Le marché central de la ville de Diffa, dans le sud-est du Niger, en juin 2016. / ISSOUF SANOGO / AFP

Diffa, la grande ville du sud-est du Niger, a été frappé de mardi soir 9 avril à mercredi matin 10 avril par une nouvelle attaque d’envergure du groupe djihadiste nigérian Boko Haram, dont les violences vont crescendo dans cette région depuis fin 2018. Des assaillants en nombre indéterminé ont attaqué mardi soir la caserne centrale de la gendarmerie de cette ville de 200 000 habitants, située à quelques kilomètres de la frontière avec le Nigeria, berceau de Boko Haram.

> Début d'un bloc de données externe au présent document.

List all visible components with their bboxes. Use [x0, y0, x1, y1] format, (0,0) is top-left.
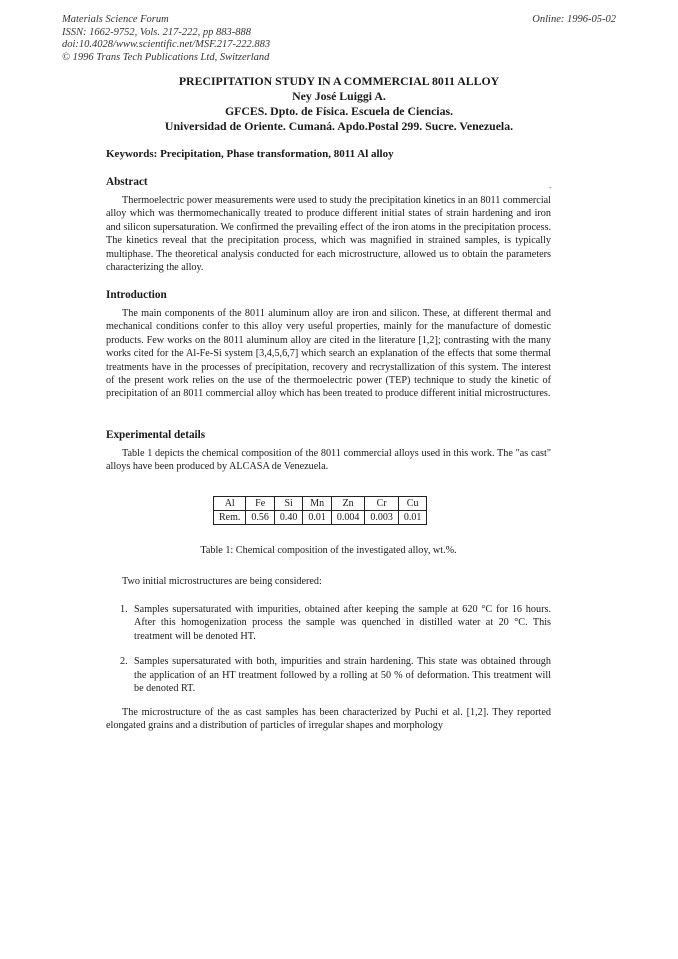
list-item-text: Samples supersaturated with both, impurities and strain hardening. This state was obtained through the application of an HT treatment followed by a rolling at 50 % of deformation. This treatment will be denoted RT.	[134, 656, 551, 695]
introduction-heading: Introduction	[106, 289, 167, 301]
table-header-cell: Cu	[398, 497, 427, 511]
paper-title: PRECIPITATION STUDY IN A COMMERCIAL 8011 ALLOY	[178, 74, 500, 88]
abstract-text: Thermoelectric power measurements were used to study the precipitation kinetics in an 8011 commercial alloy which was thermomechanically treated to produce different initial states of strain hardening and iron and silicon supersaturation. We confirmed the prevailing effect of the iron atoms in the precipitation process. The kinetics reveal that the precipitation process, which was magnified in strained samples, is typically multiphase. The theoretical analysis conducted for each microstructure, allowed us to obtain the parameters characterizing the alloy.	[106, 195, 551, 274]
list-item-number: 2.	[120, 656, 128, 668]
table-header-cell: Al	[214, 497, 246, 511]
composition-table	[213, 496, 427, 525]
list-item-text: Samples supersaturated with impurities, obtained after keeping the sample at 620 °C for 16 hours. After this homogenization process the sample was quenched in distilled water at 20 °C. This treatment will be denoted HT.	[134, 604, 551, 642]
closing-text: The microstructure of the as cast samples has been characterized by Puchi et al. [1,2]. They reported elongated grains and a distribution of particles of irregular shapes and morphology	[106, 707, 551, 732]
experimental-body	[106, 447, 551, 474]
microstructures-intro: Two initial microstructures are being considered:	[122, 576, 322, 587]
list-item-number: 1.	[120, 604, 128, 615]
experimental-heading: Experimental details	[106, 429, 206, 441]
online-date: Online: 1996-05-02	[532, 14, 616, 25]
introduction-body	[106, 307, 551, 401]
author-name: Ney José Luiggi A.	[292, 89, 386, 103]
abstract-body	[106, 194, 551, 274]
treatment-list	[106, 603, 551, 695]
list-item	[106, 603, 551, 643]
table-header-cell: Fe	[246, 497, 275, 511]
copyright-line: © 1996 Trans Tech Publications Ltd, Switzerland	[62, 51, 270, 63]
title-block	[100, 74, 578, 134]
table-header-cell: Mn	[303, 497, 332, 511]
introduction-text: The main components of the 8011 aluminum alloy are iron and silicon. These, at different thermal and mechanical conditions confer to this alloy very useful properties, mainly for the manufacture of domestic products. Few works on the 8011 aluminum alloy are cited in the literature [1,2]; contrasting with the many works cited for the Al-Fe-Si system [3,4,5,6,7] which search an explanation of the effects that some thermal treatments have in the processes of precipitation, recovery and recrystallization of this system. The interest of the present work relies on the use of the thermoelectric power (TEP) technique to study the kinetic of precipitation of an 8011 commercial alloy which has been treated to produce different initial microstructures.	[106, 308, 551, 400]
table-cell: 0.01	[303, 511, 332, 525]
journal-name: Materials Science Forum	[62, 14, 169, 25]
publication-metadata	[62, 14, 270, 64]
issn-line: ISSN: 1662-9752, Vols. 217-222, pp 883-888	[62, 26, 251, 38]
table-cell: 0.01	[398, 511, 427, 525]
keywords: Keywords: Precipitation, Phase transformation, 8011 Al alloy	[106, 148, 394, 160]
table-header-cell: Cr	[365, 497, 399, 511]
composition-table-wrap	[213, 496, 427, 525]
closing-paragraph	[106, 706, 551, 733]
table-cell: 0.40	[274, 511, 303, 525]
table-cell: Rem.	[214, 511, 246, 525]
affiliation-line-2: Universidad de Oriente. Cumaná. Apdo.Postal 299. Sucre. Venezuela.	[164, 119, 514, 133]
table-caption: Table 1: Chemical composition of the investigated alloy, wt.%.	[200, 545, 457, 556]
experimental-text: Table 1 depicts the chemical composition of the 8011 commercial alloys used in this work. The "as cast" alloys have been produced by ALCASA de Venezuela.	[106, 448, 551, 473]
stray-mark: -	[549, 183, 552, 192]
abstract-heading: Abstract	[106, 176, 148, 188]
doi-link[interactable]: doi:10.4028/www.scientific.net/MSF.217-222.883	[62, 39, 271, 50]
table-header-cell: Si	[274, 497, 303, 511]
table-cell: 0.003	[365, 511, 399, 525]
table-cell: 0.56	[246, 511, 275, 525]
table-header-cell: Zn	[331, 497, 365, 511]
table-cell: 0.004	[331, 511, 365, 525]
table-header-row	[214, 497, 427, 511]
affiliation-line-1: GFCES. Dpto. de Física. Escuela de Ciencias.	[224, 104, 454, 118]
list-item	[106, 655, 551, 695]
table-row	[214, 511, 427, 525]
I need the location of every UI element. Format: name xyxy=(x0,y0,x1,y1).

Après plusieurs heures de combat avec les forces de sécurité nigériennes, des assaillants, vraisemblablement munis de ceintures d’explosifs, se sont retranchés au domicile d’un gendarme où ils ont pris des otages et se sont ensuite fait sauter, selon le secrétaire général du gouvernorat de Diffa, Yahaya Godi, et d’autres sources. Le bilan total était encore inconnu mercredi après-midi. « Nous n’avons pas encore de bilan définitif, mais un bilan provisoire fait état de deux de nos éléments tombés [tués], et de l’autre côté [celui de Boko Haram], nos forces en ont tué deux et récupéré leur arsenal », a déclaré à l’AFP M. Godi.

« Tirs et fortes détonations »

L’attaque a été revendiquée mercredi par le groupe Etat islamique en Afrique de l’Ouest (Iswap en anglais), une faction de Boko Haram, d’après SITE, un centre américain spécialisé dans la surveillance en ligne de la mouvance djihadiste. Le groupe fait état d’un commando de « quatre » kamikazes, qui aurait « tué et blessé des dizaines » de soldats nigériens, selon son communiqué de revendication.

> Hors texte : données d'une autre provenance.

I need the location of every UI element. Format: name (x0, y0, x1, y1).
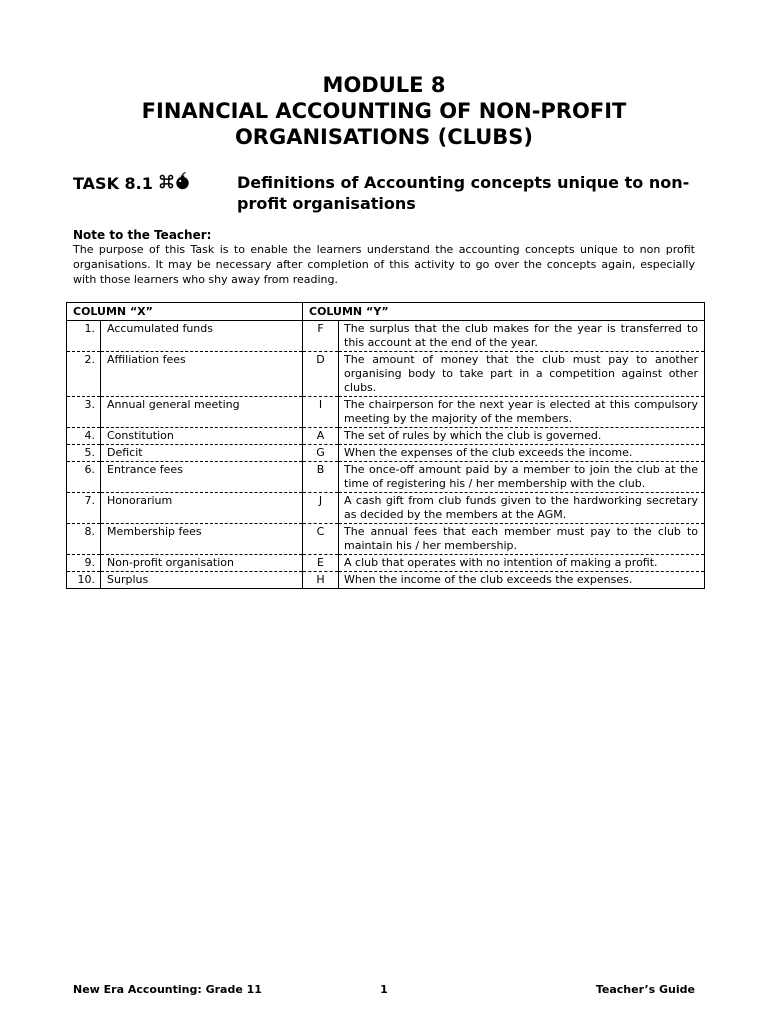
row-number: 6. (67, 462, 101, 493)
row-term: Non-profit organisation (101, 555, 303, 572)
row-number: 8. (67, 524, 101, 555)
row-definition: The surplus that the club makes for the year is transferred to this account at the end of the year. (344, 322, 698, 349)
row-number: 1. (67, 321, 101, 352)
row-number: 9. (67, 555, 101, 572)
command-key-icon (159, 173, 174, 194)
row-definition: When the income of the club exceeds the expenses. (339, 572, 705, 589)
row-number: 10. (67, 572, 101, 589)
row-definition: A club that operates with no intention of making a profit. (339, 555, 705, 572)
row-definition: The amount of money that the club must pay to another organising body to take part in a competition against other clubs. (339, 352, 705, 397)
row-number: 4. (67, 428, 101, 445)
row-term: Membership fees (101, 524, 303, 555)
row-definition: The chairperson for the next year is elected at this compulsory meeting by the majority of the members. (339, 397, 705, 428)
matching-table (66, 302, 705, 589)
table-row (67, 555, 705, 572)
table-body (67, 321, 705, 589)
footer-page-number: 1 (380, 983, 388, 996)
column-y-header: COLUMN “Y” (303, 303, 705, 321)
row-definition: The once-off amount paid by a member to join the club at the time of registering his / her membership with the club. (339, 462, 705, 493)
task-label (73, 172, 190, 195)
module-number: MODULE 8 (322, 73, 446, 97)
module-subtitle-line-2: ORGANISATIONS (CLUBS) (234, 125, 534, 149)
row-definition: The set of rules by which the club is governed. (339, 428, 705, 445)
table-row (67, 321, 705, 352)
table-row (67, 572, 705, 589)
bomb-icon (175, 172, 190, 195)
row-term: Honorarium (101, 493, 303, 524)
task-heading: Definitions of Accounting concepts unique to non-profit organisations (237, 173, 690, 213)
column-x-header: COLUMN “X” (67, 303, 303, 321)
table-row (67, 397, 705, 428)
row-term: Accumulated funds (101, 321, 303, 352)
row-answer-letter: A (303, 428, 339, 445)
row-number: 5. (67, 445, 101, 462)
row-number: 2. (67, 352, 101, 397)
footer-course-title: New Era Accounting: Grade 11 (73, 983, 262, 996)
table-row (67, 445, 705, 462)
task-icons (159, 172, 190, 195)
row-answer-letter: B (303, 462, 339, 493)
module-title (0, 72, 768, 150)
table-row (67, 352, 705, 397)
row-term: Entrance fees (101, 462, 303, 493)
task-number: TASK 8.1 (73, 174, 153, 193)
row-answer-letter: F (303, 321, 339, 352)
table-header-row (67, 303, 705, 321)
row-answer-letter: J (303, 493, 339, 524)
footer-guide-label: Teacher’s Guide (595, 983, 695, 996)
note-body: The purpose of this Task is to enable the learners understand the accounting concepts unique to non profit organisations. It may be necessary after completion of this activity to go over the concepts again, especially with those learners who shy away from reading. (73, 243, 695, 286)
row-definition: The annual fees that each member must pay to the club to maintain his / her membership. (339, 524, 705, 555)
row-answer-letter: E (303, 555, 339, 572)
row-number: 7. (67, 493, 101, 524)
page-footer (73, 983, 695, 999)
row-term: Surplus (101, 572, 303, 589)
table-row (67, 524, 705, 555)
row-term: Annual general meeting (101, 397, 303, 428)
row-term: Deficit (101, 445, 303, 462)
table-row (67, 462, 705, 493)
row-answer-letter: D (303, 352, 339, 397)
row-number: 3. (67, 397, 101, 428)
row-definition: When the expenses of the club exceeds the income. (339, 445, 705, 462)
note-title: Note to the Teacher: (73, 228, 212, 242)
table-row (67, 493, 705, 524)
table-row (67, 428, 705, 445)
row-answer-letter: C (303, 524, 339, 555)
row-answer-letter: H (303, 572, 339, 589)
module-subtitle-line-1: FINANCIAL ACCOUNTING OF NON-PROFIT (141, 99, 627, 123)
row-term: Constitution (101, 428, 303, 445)
row-definition: A cash gift from club funds given to the hardworking secretary as decided by the members at the AGM. (339, 493, 705, 524)
row-answer-letter: I (303, 397, 339, 428)
row-term: Affiliation fees (101, 352, 303, 397)
row-answer-letter: G (303, 445, 339, 462)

D’après un haut responsable local, s’exprimant sous couvert d’anonymat, « des éléments armés de Boko Haram ont réussi à infiltrer la ville » vers 21 h 30 (20 h 30 GMT) mardi soir. Des « tirs et de fortes détonations » ont alors été entendus à la gendarmerie, selon des habitants. « Au niveau du groupement de la gendarmerie nationale de Diffa, [on entend] des tirs et de très fortes explosions à l’instant même », avait rapporté dès le début de l’attaque un habitant sur sa page Facebook.

Un élu local, requérant l’anonymat, a rapporté que les assaillants ont ciblé « plusieurs endroits », sans plus de précision. « Ils ont attaqué principalement le groupement de la gendarmerie », où « la fusillade s’est poursuivie jusqu’à 4 heures » du matin, a indiqué Yahaya Godi. « Traqués par les forces de sécurité, les assaillants se sont retranchés au domicile d’un gendarme et ont pris en otage plusieurs personnes », selon le haut responsable local, d’après lequel l’opération était toujours en cours à 11 heures.

« Des opérations de ratissage »

Puis « deux kamikazes se sont fait exploser au domicile d’un gendarme où ils s’étaient retranchés avec des otages », a expliqué Yahaya Godi, qui n’a pas précisé si des otages ont péri dans l’explosion ou s’ils ont pu être exfiltrés. Sans confirmer explicitement la fin de l’attaque, M. Godi a affirmé que « des opérations de ratissage » se poursuivaient « pour tenter de retrouver d’éventuels assaillants ». « Par précaution et pour ne pas exposer la vie des populations, les écoles et les marchés, qui sont des lieux de prédilection des kamikazes, resteront fermés deux ou trois jours », a-t-il aussi précisé.

Durant le seul mois de mars, 88 civils ont été tués au Niger par Boko Haram, dont les attaques ont contraint plus de 18 000 personnes à fuir leurs villages, selon les Nations unies qui s’alarment de la « détérioration rapide de la situation sécuritaire » dans la zone de Diffa. Parallèlement à l’attaque contre Diffa, le chef du village de Tam (à 70 km à l’ouest de Diffa) a été « égorgé dans la nuit de mardi à mercredi » par des « éléments du groupe terroriste Boko Haram », selon une ONG locale. Elle ajoute que deux habitants de Tam ont été enlevés par les assaillants.

Ces attaques interviennent au moment où une mission de parlementaires sillonne la région de Diffa pour « sensibiliser » les populations et les « inviter à collaborer avec l’armée » dans le cadre de la lutte contre Boko Haram, selon la radio d’Etat. L’insurrection de Boko Haram (dont le nom signifie « l’école occidentale est un péché »), qui a débuté en 2009 dans le nord-est du Nigeria, a fait plus de 27 000 morts et 1,8 million de déplacés dans ce pays, et a gagné le Niger, le Tchad et le Cameroun voisins.